Ont aussi été annoncés 150 millions d’euros d’exonérations fiscales pour les éleveurs bovins ainsi qu’un plan de soutien à la filière du blé dur.

Côté législation, un projet de loi d’orientation agricole a été voté par l’Assemblée avant la dissolution, répondant à plusieurs demandes de l’alliance majoritaire FNSEA et Jeunes agriculteurs (JA). Ce texte reviendra le 14 janvier en séance publique au Sénat.

Il place l’agriculture au rang d’« intérêt général majeur », met en place un guichet unique pour l’installation de nouveaux agriculteurs, facilite la construction de bâtiments d’élevage ou de réserves d’eau, et prévoit une réglementation simplifiée pour les haies.

Des prêts garantis par l’Etat

Après plus de deux mois de parenthèse politique, le nouveau Premier ministre Michel Barnier a annoncé début octobre la création d’un fond d’urgence de 75 millions d’euros pour les éleveurs victimes de la fièvre catarrhale ovine de sérotype 3, une nouvelle épizootie.

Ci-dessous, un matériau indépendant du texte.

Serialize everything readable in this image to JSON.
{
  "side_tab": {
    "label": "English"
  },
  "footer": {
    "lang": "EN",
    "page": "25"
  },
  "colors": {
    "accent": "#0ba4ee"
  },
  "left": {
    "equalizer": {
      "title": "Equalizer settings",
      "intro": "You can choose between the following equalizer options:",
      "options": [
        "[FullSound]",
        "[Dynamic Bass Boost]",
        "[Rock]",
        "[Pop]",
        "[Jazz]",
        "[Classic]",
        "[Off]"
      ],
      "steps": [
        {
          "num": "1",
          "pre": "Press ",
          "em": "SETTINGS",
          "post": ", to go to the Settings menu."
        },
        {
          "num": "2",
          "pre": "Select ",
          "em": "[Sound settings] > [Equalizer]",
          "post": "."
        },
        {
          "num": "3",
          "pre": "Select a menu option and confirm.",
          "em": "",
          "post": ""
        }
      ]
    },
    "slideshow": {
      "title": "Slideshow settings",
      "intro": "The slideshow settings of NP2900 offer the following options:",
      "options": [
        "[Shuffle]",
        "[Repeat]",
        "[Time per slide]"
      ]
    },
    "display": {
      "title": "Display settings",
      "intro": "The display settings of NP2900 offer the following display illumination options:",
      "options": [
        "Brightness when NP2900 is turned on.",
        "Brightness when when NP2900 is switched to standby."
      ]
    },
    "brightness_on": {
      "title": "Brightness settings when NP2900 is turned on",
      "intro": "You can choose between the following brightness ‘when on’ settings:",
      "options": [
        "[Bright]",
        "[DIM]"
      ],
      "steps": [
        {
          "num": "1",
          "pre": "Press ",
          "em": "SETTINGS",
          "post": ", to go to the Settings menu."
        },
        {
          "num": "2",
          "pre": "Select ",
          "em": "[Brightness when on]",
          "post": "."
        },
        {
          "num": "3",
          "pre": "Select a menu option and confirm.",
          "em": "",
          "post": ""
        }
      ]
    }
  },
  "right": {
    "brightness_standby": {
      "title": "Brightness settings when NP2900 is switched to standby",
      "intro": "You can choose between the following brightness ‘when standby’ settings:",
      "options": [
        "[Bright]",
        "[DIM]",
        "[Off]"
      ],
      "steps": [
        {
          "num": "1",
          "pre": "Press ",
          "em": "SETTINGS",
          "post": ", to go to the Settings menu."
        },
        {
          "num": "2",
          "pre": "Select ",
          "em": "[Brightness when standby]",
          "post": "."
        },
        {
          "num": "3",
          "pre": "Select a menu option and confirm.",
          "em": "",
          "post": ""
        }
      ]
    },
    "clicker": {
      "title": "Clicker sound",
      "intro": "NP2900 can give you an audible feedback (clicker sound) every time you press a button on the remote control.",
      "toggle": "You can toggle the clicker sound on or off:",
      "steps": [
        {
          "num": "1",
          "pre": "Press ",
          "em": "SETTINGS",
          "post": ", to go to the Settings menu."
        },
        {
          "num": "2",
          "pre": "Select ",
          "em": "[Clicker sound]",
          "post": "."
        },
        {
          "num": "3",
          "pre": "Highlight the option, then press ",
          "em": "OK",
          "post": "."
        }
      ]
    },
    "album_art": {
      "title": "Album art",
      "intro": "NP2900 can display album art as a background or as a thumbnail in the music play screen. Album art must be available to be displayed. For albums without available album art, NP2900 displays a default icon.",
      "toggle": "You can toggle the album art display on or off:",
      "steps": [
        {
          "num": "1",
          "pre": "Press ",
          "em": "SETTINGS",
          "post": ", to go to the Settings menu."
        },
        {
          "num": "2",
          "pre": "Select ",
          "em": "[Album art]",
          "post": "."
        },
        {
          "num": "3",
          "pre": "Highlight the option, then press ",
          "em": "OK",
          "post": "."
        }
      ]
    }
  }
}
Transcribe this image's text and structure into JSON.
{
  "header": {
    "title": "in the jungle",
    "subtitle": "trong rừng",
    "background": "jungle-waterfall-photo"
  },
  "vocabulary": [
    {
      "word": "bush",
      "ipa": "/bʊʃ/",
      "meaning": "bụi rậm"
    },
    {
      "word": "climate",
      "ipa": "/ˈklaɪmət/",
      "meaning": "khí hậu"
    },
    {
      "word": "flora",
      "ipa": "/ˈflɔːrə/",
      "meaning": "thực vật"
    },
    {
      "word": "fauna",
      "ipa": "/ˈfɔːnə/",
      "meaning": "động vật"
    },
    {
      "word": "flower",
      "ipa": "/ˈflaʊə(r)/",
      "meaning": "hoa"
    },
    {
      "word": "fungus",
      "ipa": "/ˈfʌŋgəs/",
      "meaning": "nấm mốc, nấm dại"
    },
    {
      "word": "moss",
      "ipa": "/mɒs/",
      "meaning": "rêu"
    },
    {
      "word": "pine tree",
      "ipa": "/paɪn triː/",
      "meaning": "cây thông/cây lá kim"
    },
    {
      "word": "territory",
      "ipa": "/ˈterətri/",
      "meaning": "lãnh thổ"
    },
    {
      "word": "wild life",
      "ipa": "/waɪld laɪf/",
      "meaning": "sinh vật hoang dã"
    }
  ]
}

Vendredi, les mesures promises en soutien conjoncturel (aléas climatiques et sanitaires) et structurel aux exploitations ont été détaillées : des prêts garantis par l’Etat, à taux réduits, seront proposés « dans les plus brefs délais », en coopération avec des banques volontaires.

Ces annonces – au coût pour les finances publiques non précisé – « vont dans le bon sens », ont réagi FNSEA et JA.

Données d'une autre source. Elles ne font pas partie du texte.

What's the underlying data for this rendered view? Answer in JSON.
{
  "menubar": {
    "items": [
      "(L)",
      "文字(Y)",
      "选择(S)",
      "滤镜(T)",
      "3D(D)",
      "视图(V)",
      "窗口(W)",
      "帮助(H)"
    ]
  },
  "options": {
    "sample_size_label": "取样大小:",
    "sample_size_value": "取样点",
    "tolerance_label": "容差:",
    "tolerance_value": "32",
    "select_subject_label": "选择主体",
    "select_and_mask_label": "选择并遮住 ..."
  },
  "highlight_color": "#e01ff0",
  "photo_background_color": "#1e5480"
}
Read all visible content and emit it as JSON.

Un « contrôle administratif unique »

La ministre de l’Agriculture Annie Genevard a annoncé un « contrôle administratif unique », pour limiter les visites à une par an et par exploitation – hors contrôle fiscal, judiciaire ou du respect des arrêtés sécheresse.

Pourtant, à peine plus de 10 % des exploitations ont été contrôlées en 2023, et 1 % seulement a subi deux contrôles ou plus, a révélé un rapport d’inspection ministériel commandé lors de la crise et dévoilé mercredi.

Les syndicats, d’accord sur le sujet des complications administratives, sont en revanche divisés sur l’importance des normes, notamment environnementales.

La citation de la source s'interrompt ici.